Adaptive disturbance rejection neural output feedback control of hydraulic manipulator systems

Abstract

This paper proposes an adaptive disturbance rejection neural output feedback control (ADRNC) scheme for multi-degree-of-freedom (n-DOF) hydraulic manipulator systems, subjected to unknown nonlinearities, external disturbances and unmeasured system states. The controller design is formulated by integrating Radial Basis Function Neural Networks (RBFNNs) with state and disturbance observers using the backstepping method. The RBFNNs are synthesized to handle unknown nonlinear functions and the residual estimate error, coupled with external disturbances, is estimated through the combination of state observer and disturbance observer. The unique features of the proposed controller lies in its capability to estimate both matched and unmatched lumped disturbances. The auxiliary disturbance estimation law is guided by the neural learning weights and estimated system states provided by state observers. By effectively utilizing neural networks to approximate and mitigate most nonlinear uncertainties, the workload of the disturbance observer is substantially reduced.
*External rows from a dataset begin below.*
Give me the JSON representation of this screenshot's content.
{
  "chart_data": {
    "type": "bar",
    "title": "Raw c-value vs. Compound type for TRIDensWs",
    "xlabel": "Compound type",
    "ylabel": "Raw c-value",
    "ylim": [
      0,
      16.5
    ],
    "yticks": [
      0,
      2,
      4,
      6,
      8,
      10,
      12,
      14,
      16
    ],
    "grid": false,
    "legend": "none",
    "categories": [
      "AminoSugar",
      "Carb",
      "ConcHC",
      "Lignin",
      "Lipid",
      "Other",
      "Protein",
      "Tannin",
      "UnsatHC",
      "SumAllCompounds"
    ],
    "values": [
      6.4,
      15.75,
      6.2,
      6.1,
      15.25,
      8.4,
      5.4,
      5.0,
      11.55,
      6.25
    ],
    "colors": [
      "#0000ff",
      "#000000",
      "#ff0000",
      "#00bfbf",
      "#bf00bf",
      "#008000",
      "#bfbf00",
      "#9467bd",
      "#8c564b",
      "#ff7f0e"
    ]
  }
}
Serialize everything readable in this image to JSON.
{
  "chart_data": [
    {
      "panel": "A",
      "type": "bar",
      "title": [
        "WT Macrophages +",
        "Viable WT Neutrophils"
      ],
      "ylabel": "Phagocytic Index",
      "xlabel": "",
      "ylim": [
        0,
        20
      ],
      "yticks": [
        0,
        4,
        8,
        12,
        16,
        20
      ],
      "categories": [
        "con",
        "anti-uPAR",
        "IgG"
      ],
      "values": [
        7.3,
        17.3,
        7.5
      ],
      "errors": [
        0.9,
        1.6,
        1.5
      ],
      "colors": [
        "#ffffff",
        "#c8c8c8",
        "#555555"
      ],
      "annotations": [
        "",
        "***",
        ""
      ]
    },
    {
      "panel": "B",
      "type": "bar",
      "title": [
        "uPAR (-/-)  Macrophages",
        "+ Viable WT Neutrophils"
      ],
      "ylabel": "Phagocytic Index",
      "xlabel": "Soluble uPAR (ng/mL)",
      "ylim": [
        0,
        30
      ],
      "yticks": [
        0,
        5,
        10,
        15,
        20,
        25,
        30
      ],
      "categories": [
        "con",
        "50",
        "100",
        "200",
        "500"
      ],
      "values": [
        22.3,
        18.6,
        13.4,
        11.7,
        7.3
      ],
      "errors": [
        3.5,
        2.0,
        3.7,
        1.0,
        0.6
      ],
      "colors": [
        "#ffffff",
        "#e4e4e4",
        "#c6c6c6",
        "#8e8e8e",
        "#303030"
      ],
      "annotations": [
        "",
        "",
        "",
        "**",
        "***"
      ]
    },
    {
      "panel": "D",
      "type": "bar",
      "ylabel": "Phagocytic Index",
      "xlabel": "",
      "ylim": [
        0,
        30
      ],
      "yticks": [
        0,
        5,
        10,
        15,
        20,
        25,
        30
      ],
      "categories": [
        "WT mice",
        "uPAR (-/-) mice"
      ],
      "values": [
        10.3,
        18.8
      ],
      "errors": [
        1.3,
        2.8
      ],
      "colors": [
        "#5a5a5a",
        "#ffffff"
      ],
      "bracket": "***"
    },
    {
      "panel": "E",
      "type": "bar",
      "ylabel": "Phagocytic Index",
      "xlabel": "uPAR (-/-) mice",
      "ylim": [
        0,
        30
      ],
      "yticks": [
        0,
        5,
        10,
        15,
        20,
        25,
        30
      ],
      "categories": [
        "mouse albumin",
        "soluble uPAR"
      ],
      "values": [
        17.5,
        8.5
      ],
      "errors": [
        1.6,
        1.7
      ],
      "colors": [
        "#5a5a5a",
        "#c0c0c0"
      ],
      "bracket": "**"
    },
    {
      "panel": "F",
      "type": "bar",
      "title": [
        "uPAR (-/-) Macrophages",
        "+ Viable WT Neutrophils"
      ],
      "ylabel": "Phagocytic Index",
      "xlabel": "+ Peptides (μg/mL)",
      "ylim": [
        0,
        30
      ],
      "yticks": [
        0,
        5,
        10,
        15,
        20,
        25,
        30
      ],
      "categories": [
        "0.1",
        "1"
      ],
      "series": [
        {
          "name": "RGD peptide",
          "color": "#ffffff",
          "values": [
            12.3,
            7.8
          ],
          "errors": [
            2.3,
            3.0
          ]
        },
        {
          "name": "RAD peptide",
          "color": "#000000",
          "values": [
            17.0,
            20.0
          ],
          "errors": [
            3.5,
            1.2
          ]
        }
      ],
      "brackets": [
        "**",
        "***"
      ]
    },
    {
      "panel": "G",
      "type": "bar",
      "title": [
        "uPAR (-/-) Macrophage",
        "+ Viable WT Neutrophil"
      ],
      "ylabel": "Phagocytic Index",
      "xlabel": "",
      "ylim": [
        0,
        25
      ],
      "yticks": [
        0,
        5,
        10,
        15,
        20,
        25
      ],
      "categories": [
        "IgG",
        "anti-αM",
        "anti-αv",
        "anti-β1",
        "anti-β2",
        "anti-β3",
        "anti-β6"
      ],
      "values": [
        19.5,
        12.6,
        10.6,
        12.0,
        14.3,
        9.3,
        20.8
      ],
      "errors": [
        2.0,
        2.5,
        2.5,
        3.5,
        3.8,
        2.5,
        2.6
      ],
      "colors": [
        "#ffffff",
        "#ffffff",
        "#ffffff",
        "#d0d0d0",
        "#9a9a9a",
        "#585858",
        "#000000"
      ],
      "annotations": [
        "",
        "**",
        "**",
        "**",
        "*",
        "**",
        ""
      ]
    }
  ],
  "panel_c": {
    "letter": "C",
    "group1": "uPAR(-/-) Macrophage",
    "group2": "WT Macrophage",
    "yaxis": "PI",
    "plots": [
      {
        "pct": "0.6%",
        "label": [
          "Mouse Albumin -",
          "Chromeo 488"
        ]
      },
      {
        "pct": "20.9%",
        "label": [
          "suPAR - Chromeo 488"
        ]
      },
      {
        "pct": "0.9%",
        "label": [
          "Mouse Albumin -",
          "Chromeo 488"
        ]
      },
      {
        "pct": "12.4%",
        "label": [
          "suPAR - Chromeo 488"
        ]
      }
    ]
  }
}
High-gain feedback is therefore avoided and improved tracking performance can be expected. Moreover, to avoid the tedious analysis and the problem of “explosion of complexity” in the conventional backstepping method, we employ a first-order sliding-mode differentiator. Rigorous analysis via Lyapunov methods establishes the stability of the entire closed-loop system, ensuring guaranteed and satisfactory tracking performance under the integrated influence of unknown nonlinearities, unmeasured states, and external disturbances. Extensive simulations are conducted to verify the effectiveness of the nested control strategy.